Genauso gewitzt ist ihr Film „Der Lauf der Dinge“, uraufgeführt bei der Documenta 8 in Kassel. Es war der erste Kunstfilm, den ich gleichermaßen philosophisch wie spannend und unterhaltsam fand. Wenngleich mir bis heute nicht klar ist, ob er in erster Linie den Philosophen, den Bastler oder das Kind in mir anspricht.
Der Kurzfilm zeigt eine Art Domino-Effekt, wobei die einzelnen Steine aus einer Aneinanderreihung von improvisiert wirkenden Vorrichtungen aus Brettern, Leitern, Autoreifen, Plastikflaschen, Feuerwerkskörper, Luftballons und ähnlichem bestehen. Die Kamera folgt dann der Kettenreaktion, bei der unterschiedliche physikalische und chemische Prinzipien zum Einsatz kommen: es fällt, rollt, platzt, schwingt, schäumt, brennt, raucht. Die Dinge nehmen ihren Lauf und man kommt nicht umhin während der Betrachtung zu rätseln „Geht sich’s aus?“ und hierauf zu reflektieren: „Wie weit ist der Lauf des Lebens kausal?“
Der junge Youtuber Creezy hat letztes Jahr ein weniger gewitztes, aber ebenso unterhaltsames Video veröffentlicht, bei dem ich sofort an Fischli und Weiss denken musste. Aus diversen Gegenständen, die sich so in einem beliebigen Haushalt mit Garten angesammelt haben können, baute er eine Art Rube-Goldberg-Maschine, deren Ablauf die Kamera — wie bei Fischli und Weiss — in einem Take folgt. Im Vergleich zum kontemplativen Original werden Merkmale der Gegenwart jedoch offensichtlich: Das Video ist kürzer, dynamischer, in den physikalischen Optionen eingeschränkt und nur auf Unterhaltung und Klicks (über 4 Mio.) aus. Es bleibt keine Zeit zur Reflexion und es stößt eine solche auch nicht an. Und doch: es ist ein Höhepunkt einer DIY-Kultur und interessanter Gegenpol zur zeitgenössischen Kunst. Scheinbar, wie ich meine.

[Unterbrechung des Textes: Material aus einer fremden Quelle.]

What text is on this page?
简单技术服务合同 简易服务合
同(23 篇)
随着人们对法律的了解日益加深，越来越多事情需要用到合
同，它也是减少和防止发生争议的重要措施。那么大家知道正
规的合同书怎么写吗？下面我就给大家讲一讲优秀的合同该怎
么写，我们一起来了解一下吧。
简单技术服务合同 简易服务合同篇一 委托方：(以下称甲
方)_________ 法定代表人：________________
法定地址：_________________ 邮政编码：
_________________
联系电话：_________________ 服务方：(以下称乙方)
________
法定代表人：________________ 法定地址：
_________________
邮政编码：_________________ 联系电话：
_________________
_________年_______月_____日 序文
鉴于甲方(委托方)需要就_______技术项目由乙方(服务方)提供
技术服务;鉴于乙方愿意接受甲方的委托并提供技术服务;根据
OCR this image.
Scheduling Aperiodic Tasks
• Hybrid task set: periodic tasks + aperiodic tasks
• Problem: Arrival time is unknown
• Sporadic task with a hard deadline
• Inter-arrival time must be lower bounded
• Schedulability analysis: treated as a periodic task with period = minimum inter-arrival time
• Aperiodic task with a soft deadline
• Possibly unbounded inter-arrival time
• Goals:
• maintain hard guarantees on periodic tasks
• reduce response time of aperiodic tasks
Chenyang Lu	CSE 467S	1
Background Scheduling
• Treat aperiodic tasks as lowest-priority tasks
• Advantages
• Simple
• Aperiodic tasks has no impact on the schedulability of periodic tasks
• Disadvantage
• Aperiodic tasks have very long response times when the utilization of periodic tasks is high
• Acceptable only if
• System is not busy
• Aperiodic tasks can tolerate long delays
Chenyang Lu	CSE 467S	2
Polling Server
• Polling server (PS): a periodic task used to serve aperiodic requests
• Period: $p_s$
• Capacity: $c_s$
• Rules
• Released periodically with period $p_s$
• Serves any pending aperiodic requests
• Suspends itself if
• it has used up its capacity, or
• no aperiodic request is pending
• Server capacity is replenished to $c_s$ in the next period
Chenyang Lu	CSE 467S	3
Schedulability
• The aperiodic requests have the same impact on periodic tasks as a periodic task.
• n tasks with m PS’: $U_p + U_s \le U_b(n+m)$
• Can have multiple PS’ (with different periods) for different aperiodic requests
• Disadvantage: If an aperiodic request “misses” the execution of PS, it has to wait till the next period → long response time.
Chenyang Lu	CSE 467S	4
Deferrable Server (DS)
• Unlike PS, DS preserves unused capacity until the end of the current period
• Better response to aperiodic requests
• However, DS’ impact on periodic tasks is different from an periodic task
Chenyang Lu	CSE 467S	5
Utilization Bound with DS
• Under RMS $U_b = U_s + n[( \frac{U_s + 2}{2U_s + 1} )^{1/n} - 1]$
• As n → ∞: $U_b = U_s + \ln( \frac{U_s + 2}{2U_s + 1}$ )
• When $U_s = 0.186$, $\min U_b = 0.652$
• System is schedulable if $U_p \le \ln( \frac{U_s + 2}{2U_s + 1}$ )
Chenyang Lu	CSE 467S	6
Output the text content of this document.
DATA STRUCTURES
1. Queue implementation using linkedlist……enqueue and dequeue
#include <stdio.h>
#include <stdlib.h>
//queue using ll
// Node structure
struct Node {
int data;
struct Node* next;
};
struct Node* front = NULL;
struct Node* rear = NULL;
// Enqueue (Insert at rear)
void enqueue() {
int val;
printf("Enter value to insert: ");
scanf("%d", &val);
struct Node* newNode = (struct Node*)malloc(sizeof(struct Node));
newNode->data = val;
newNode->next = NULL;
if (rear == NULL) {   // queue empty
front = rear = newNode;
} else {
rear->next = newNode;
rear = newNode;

Beide Werke erfordern herausragende Kreativität, enormes handwerkliches Geschick sowie Professionalität. Gleichzeitig sind sie in der Verweigerung jeglichen praktischen Nutzens, ja Verkomplizierung der Aufgabe, eine Provokation für den Anspruch, den sowohl moderne Technik als auch traditionelles Handwerk in ihrer Instrumentalität an sich stellen. Mit Heidegger sprechend würde ich meinen, es handelt sich in beiden Fällen um „techne“, also gleichermaßen das handwerkliche Tun und Können als auch die hohe Kunst und die schönen Künste: „Die techne gehört zum Her-vor-bringen, zur poiesis. Sie ist etwas Poietisches.“ (Heidegger, 1962, S. 11). Dort heißt es weiter: „Das Wort techne geht […] mit dem Wort episteme zusammen. Beide Worte sind Namen für das Erkennen im weitesten Sinne. Sie meinen das Sichauskennen in etwas, das Sichverstehen auf etwas.“ (ibid.) Handelt es sich im Fall von Creezy nun auch um Kunst oder schlicht eine DIY-Spielerei?
Referenzen:
Heidegger, Martin (1991). Die Technik und die Kehre: Günther Neske Pfullingen.
Goldmann, R. (2006). Peter Fischli David Weiss. Ausflüge, Arbeiten, Ausstellungen. Ein offener Index. Köln: Verlag der Buchhandlung Walther König.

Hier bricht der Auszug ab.